Un altro tema caldo è quello del silenzio-assenso voluto dalla Legge Madia.

«Una pratica barbarica, un segnale incontrovertibile che si cancellano le leggi e gli organi della tutela per poter poi asfaltare materialmente l’ambiente in tutta tranquillità. E, analogamente, si staccano dal territorio e si finanziano solo alcune eccellenze come i super musei, condannando a morte il 90% di ciò che non potrà mai produrre rendita, ma solo civilizzazione». 

Succede anche a Roma?

«Vuole un esempio? Il MiBACT si è appena preso le Scuderie del Quirinale, in comune accordo con il Presidente della Repubblica Sergio Mattarella. È un sintomo interessante, fossi il Sindaco di Roma qualche obiezione l’avrei posta. E poi, naturalmente, ci sono i tanti musei della Capitale come il Pigorini, il Barracco, le altre collezioni comunali in stato di quasi abbandono».

C’è una valorizzazione sostenibile della dimensione culturale?
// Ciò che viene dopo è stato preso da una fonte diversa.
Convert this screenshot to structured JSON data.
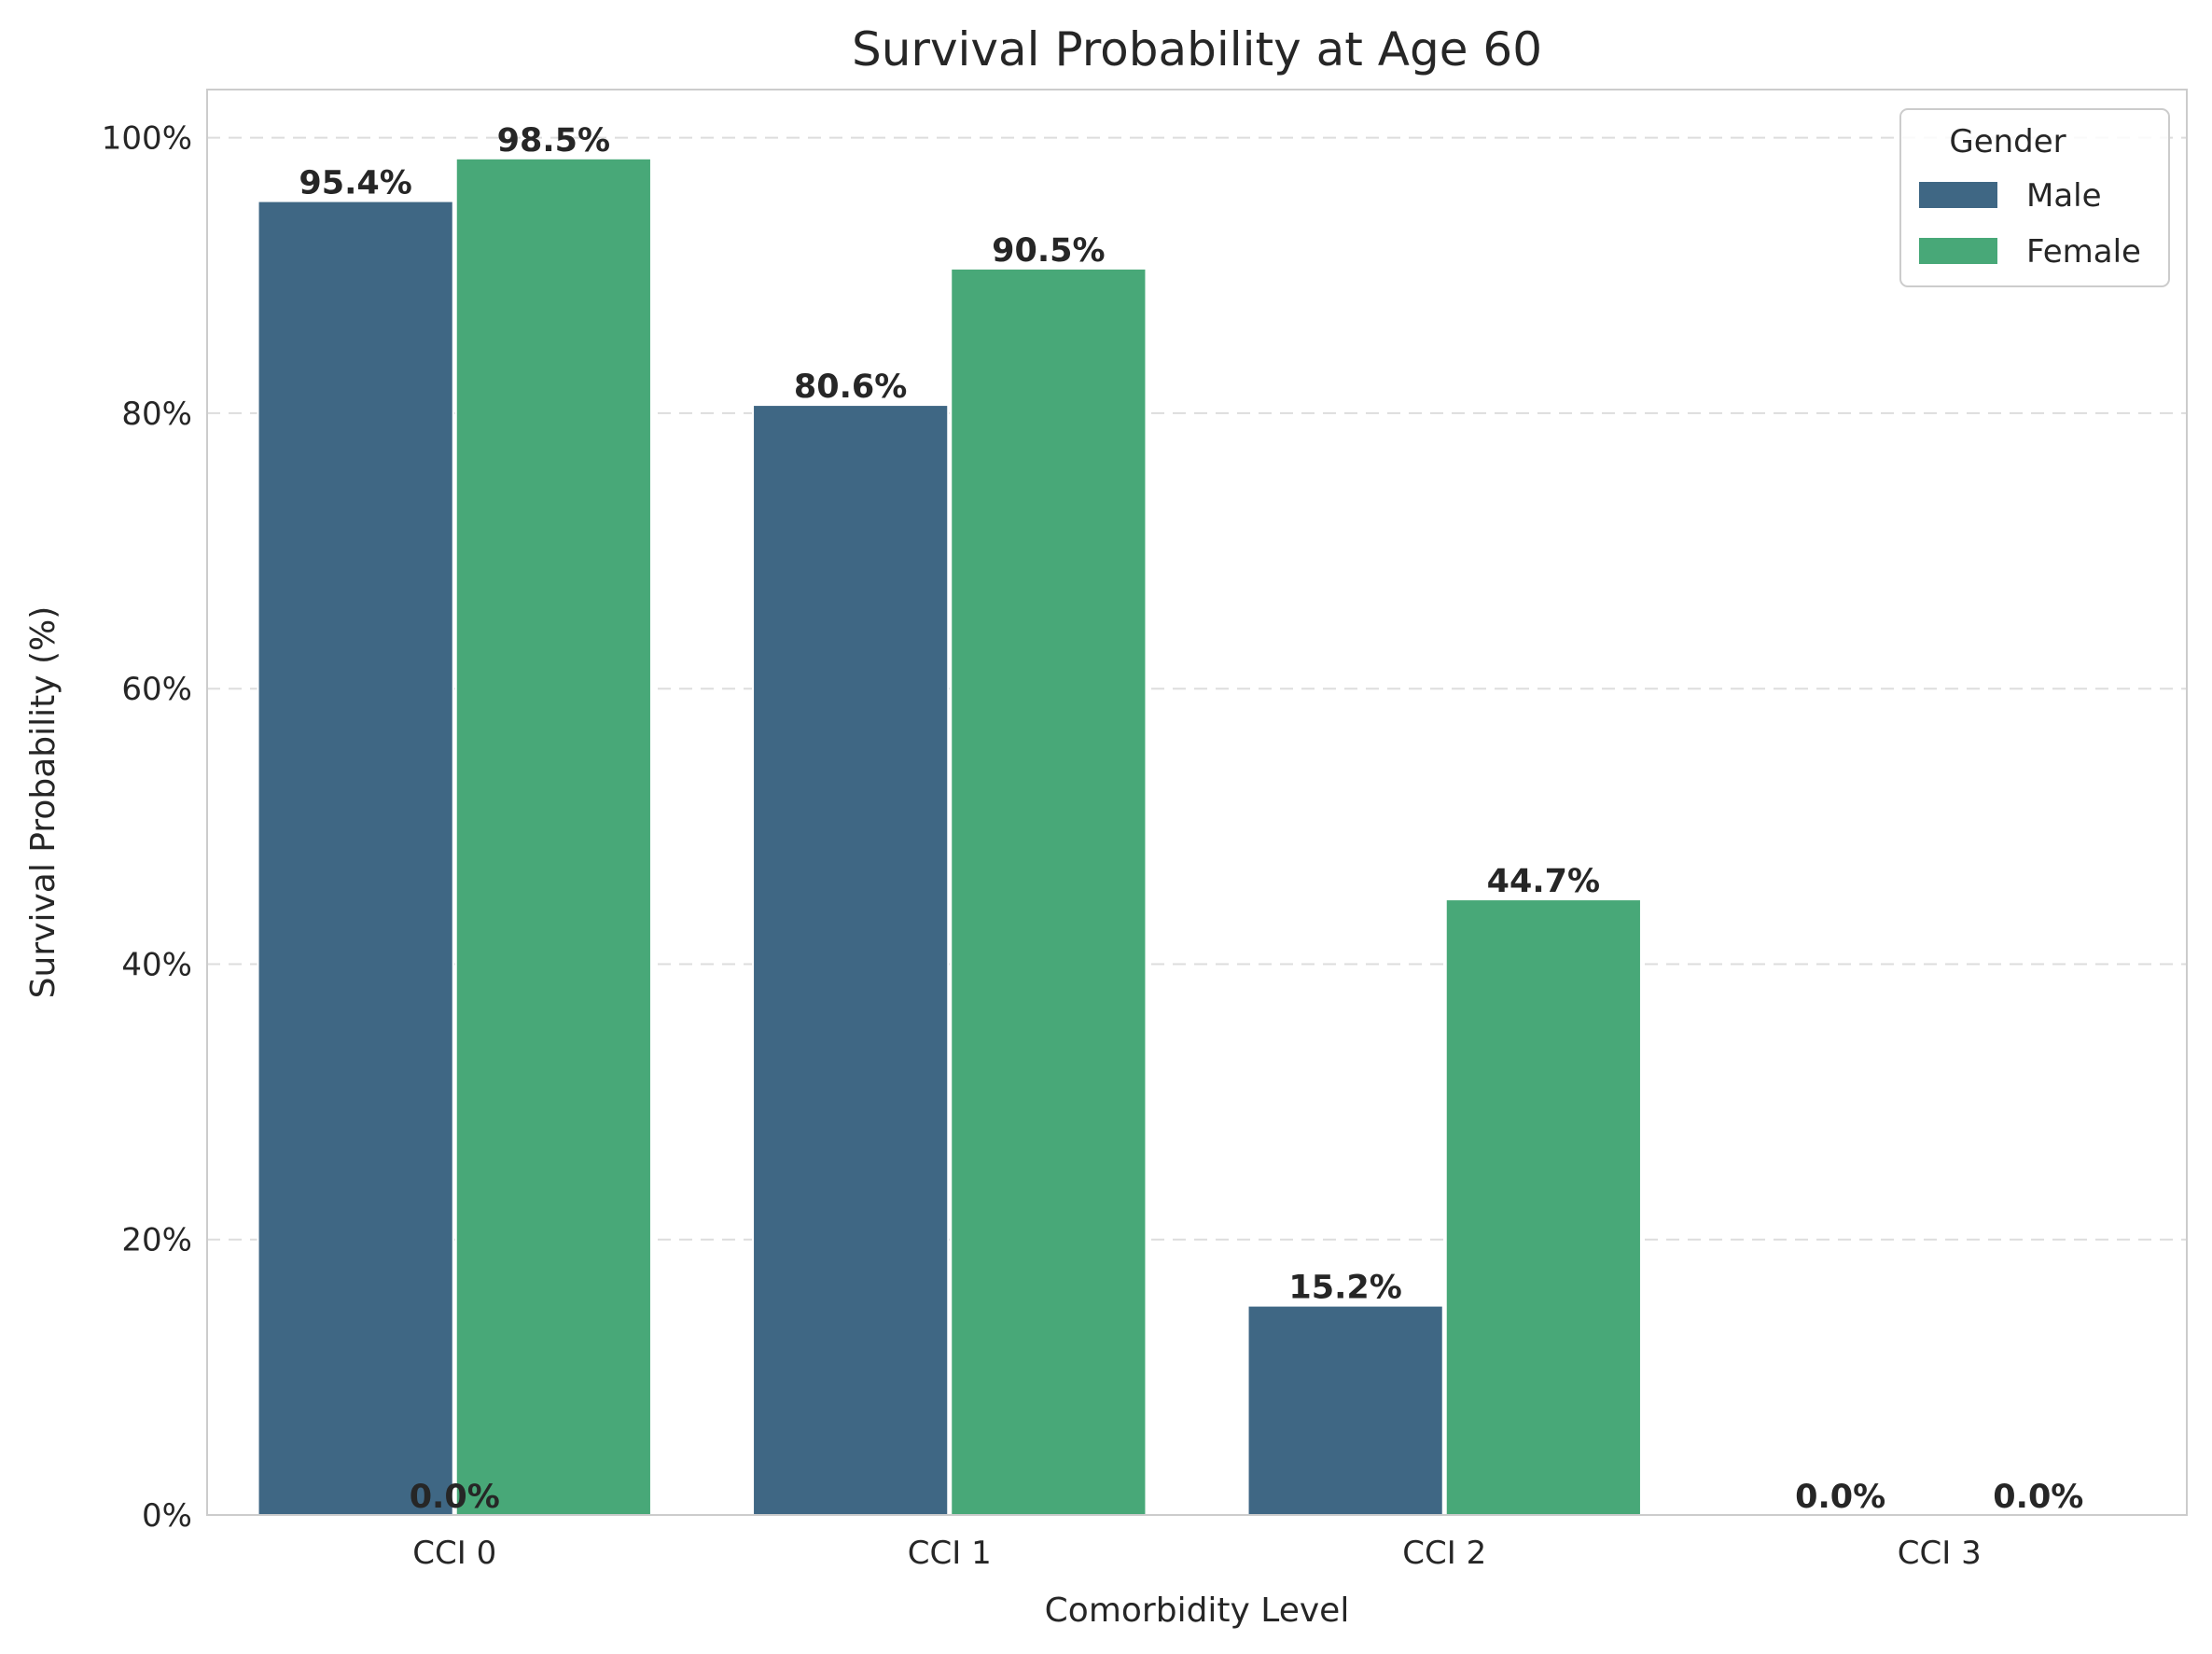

«Intanto dobbiamo tornare a essere cittadini e non consumatori, almeno in campo culturale. Gli avvenimenti recenti dimostrano il contrario. Prendiamo il caso del presunto Caravaggio di Brera che ha portato le dimissioni di Giovanni Agosti. È successo che il direttore di Brera ha scelto, concordando con i privati e non con il suo comitato scientifico, di dare per certa un’attribuzione alla Giuditta come di Caravaggio. È la dimostrazione che i musei, che dovrebbero essere intesi come centri di ricerca votati a educare alla conoscenza, sono ormai considerati luoghi di intrattenimento piegati alla logica del mercato e dunque obbligati ad attrarre pubblico anche facendo leva sul marketing più sfacciato. Ed è per questo che oggi i nostri musei ospitano di tutto. Alla Galleria Nazionale d’Arte Moderna di Roma, per venire alla Capitale, puoi scegliere che personaggio essere. L’ultima mostra ai Fori al Palatino è una mostra privata. È questo quello che vogliamo da un museo pubblico italiano? E vale la pena mantenerlo con le tasse di tutti, è un servizio pubblico?».

Che consigli darebbe a Paolo Berdini che a Roma fa l’Assessore all’Urbanistica?

«Paolo è bravissimo, non ha bisogno dei miei consigli, di lui ci possiamo fidare. L’unica cosa che gli direi è di non avere paura, di continuare a dire e fare le cose in cui crede».